A solenoid is wound with a single layer of insulated copper wire of diameter 2.800 mm and has a diameter 5.000 cm and is 1.500 m long. Assume that the adjacent wires touch and that the insulation thickness negligible. what is the inductance per meter(H/m) for the solenoid near its center.

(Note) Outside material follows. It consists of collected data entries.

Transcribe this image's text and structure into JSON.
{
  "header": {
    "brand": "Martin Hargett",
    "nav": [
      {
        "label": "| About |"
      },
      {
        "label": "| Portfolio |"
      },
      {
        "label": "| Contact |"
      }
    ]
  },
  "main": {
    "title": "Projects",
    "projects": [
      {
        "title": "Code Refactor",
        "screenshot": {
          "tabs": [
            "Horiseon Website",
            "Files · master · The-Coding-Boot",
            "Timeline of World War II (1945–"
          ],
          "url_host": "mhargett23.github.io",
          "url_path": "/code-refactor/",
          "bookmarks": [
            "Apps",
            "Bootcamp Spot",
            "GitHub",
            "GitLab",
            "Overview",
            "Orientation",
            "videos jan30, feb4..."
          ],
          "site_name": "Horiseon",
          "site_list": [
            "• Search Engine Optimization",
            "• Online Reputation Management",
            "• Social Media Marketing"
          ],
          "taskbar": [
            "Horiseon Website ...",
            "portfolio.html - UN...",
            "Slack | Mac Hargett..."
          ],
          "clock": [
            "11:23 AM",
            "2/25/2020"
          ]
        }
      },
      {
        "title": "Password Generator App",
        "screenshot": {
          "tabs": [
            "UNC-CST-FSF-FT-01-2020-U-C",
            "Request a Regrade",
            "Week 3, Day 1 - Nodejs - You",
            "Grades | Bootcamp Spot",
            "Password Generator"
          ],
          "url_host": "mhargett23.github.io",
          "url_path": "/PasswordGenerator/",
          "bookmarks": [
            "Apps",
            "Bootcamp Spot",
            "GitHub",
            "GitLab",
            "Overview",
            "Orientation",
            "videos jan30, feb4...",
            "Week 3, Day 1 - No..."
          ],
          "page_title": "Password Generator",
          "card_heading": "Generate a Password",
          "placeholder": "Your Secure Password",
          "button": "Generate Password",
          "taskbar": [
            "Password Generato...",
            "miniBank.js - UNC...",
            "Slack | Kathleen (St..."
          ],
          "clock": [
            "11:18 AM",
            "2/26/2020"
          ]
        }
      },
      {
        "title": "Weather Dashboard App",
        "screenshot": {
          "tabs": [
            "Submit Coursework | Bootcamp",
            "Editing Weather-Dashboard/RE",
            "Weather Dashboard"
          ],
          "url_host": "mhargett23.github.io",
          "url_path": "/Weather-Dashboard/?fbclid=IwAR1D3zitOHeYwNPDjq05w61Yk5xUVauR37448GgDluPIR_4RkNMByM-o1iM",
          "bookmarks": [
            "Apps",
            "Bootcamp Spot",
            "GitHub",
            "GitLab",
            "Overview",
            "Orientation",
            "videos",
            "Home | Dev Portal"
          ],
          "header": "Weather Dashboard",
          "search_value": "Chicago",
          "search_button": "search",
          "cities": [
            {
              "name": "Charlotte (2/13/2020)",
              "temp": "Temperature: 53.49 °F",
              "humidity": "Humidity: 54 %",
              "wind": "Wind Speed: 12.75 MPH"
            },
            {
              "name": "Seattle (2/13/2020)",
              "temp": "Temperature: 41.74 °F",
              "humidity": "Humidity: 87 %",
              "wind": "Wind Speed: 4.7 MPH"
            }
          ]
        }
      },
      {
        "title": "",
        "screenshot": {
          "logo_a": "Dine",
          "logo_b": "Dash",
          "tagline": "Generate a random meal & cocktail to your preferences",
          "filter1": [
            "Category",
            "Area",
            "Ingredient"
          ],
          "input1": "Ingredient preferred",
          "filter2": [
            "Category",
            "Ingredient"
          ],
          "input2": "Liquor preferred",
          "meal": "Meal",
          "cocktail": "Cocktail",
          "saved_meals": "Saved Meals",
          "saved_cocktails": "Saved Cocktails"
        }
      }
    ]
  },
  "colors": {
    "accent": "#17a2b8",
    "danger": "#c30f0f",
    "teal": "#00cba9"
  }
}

To find the inductance per meter (H/m) for the solenoid near its center, we can use the formula:
L = (μ₀ * N² * A) / l
Where:
L is the inductance
μ₀ is the permeability of free space (4π × 10^⁻7 H/m)
N is the number of turns
A is the cross-sectional area of the solenoid
l is the length of the solenoid
First, let's find the number of turns, N:
The solenoid is wound with a single layer of insulated copper wire. The diameter of the wire is given as 2.800 mm, which means the radius of the wire is 1.400 mm (0.0014 m). We can calculate the number of turns per meter, n:
n = 1 / (2 * π * r)
Where:
n is the number of turns per meter
r is the radius of the wire
n = 1 / (2 * π * 0.0014)
Next, let's calculate the cross-sectional area of the solenoid, A:
The diameter of the solenoid is given as 5.000 cm, so the radius of the solenoid is 2.500 cm (0.025 m). We can calculate the cross-sectional area, A:
A = π * r²
Now, let's calculate the inductance, L:
L = (μ₀ * N² * A) / l
Plug in the values we have calculated to find L.